Until reading Robert Penn Warren’s short story “Blackberry Winter”, I had never heard of the term. From the story, it’s described as cold weather during summer. I read this story for Week 40 of my Deal Me In 2016 short story project when I drew the King of Hearts. It’s included in my copy of Home and Beyond: An Anthology of Kentucky Short Stories edited by Morris Allen Grubbs. My Deal Me In 2016 list can be found here. Deal Me In is sponsored by Jay at Bibliophilopolis.

Home and Beyond: An Anthology of Kentucky Short Stories

The cold weather brings a storm into the life of Seth who narrates the story.
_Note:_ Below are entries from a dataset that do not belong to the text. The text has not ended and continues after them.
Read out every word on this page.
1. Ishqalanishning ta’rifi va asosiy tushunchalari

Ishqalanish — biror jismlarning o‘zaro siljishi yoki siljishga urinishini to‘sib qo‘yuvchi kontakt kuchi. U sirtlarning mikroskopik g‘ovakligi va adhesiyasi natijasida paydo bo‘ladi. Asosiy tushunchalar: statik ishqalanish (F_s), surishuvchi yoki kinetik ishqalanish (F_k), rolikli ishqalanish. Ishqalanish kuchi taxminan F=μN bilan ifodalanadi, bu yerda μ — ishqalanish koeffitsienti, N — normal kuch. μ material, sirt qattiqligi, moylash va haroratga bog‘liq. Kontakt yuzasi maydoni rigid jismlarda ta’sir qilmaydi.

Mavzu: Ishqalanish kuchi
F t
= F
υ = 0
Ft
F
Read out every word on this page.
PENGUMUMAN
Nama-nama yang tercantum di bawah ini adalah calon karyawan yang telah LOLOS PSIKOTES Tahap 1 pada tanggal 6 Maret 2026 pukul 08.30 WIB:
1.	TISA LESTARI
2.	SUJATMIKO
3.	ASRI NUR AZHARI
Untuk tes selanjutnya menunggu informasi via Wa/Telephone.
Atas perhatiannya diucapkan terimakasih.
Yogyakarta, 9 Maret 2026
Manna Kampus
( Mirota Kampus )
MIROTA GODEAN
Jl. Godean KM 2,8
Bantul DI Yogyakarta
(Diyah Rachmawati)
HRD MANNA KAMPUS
While the story is only about this specific storm, even from the perspective of a nine year-old boy, the reader understands that this isn’t the first storm and flood to hit his rural Tennessee home in 1910, nor is it difficult to understand how this storm will wreck havoc on the economy and surrounding families.

“Blackberry Winter” reminded me of Ray Bradbury’s stories – perhaps because it’s about a child and it’s about summer. The difference would be that this story is less idyllic than Bradbury’s tend to be although it’s not without a little charm.

Seth sees his father as many young boys see their fathers – strong, heroic, protective. But Warren creates Seth’s mother to be just as strong and protective. He gets a sense of security from both of them. As Seth hears conversations from neighbors about whether drowned cows can be eaten and interacts with a tramp who is willing to bury dead chickens for money, the reader subtley begins to see a contrast. It’s not a contrast between the rich and poor (it doesn’t appear anyone is rich in this story), the haves and the have-nots, or the lucky and the unlucky. I would say the contrast is between those who give up and those who don’t.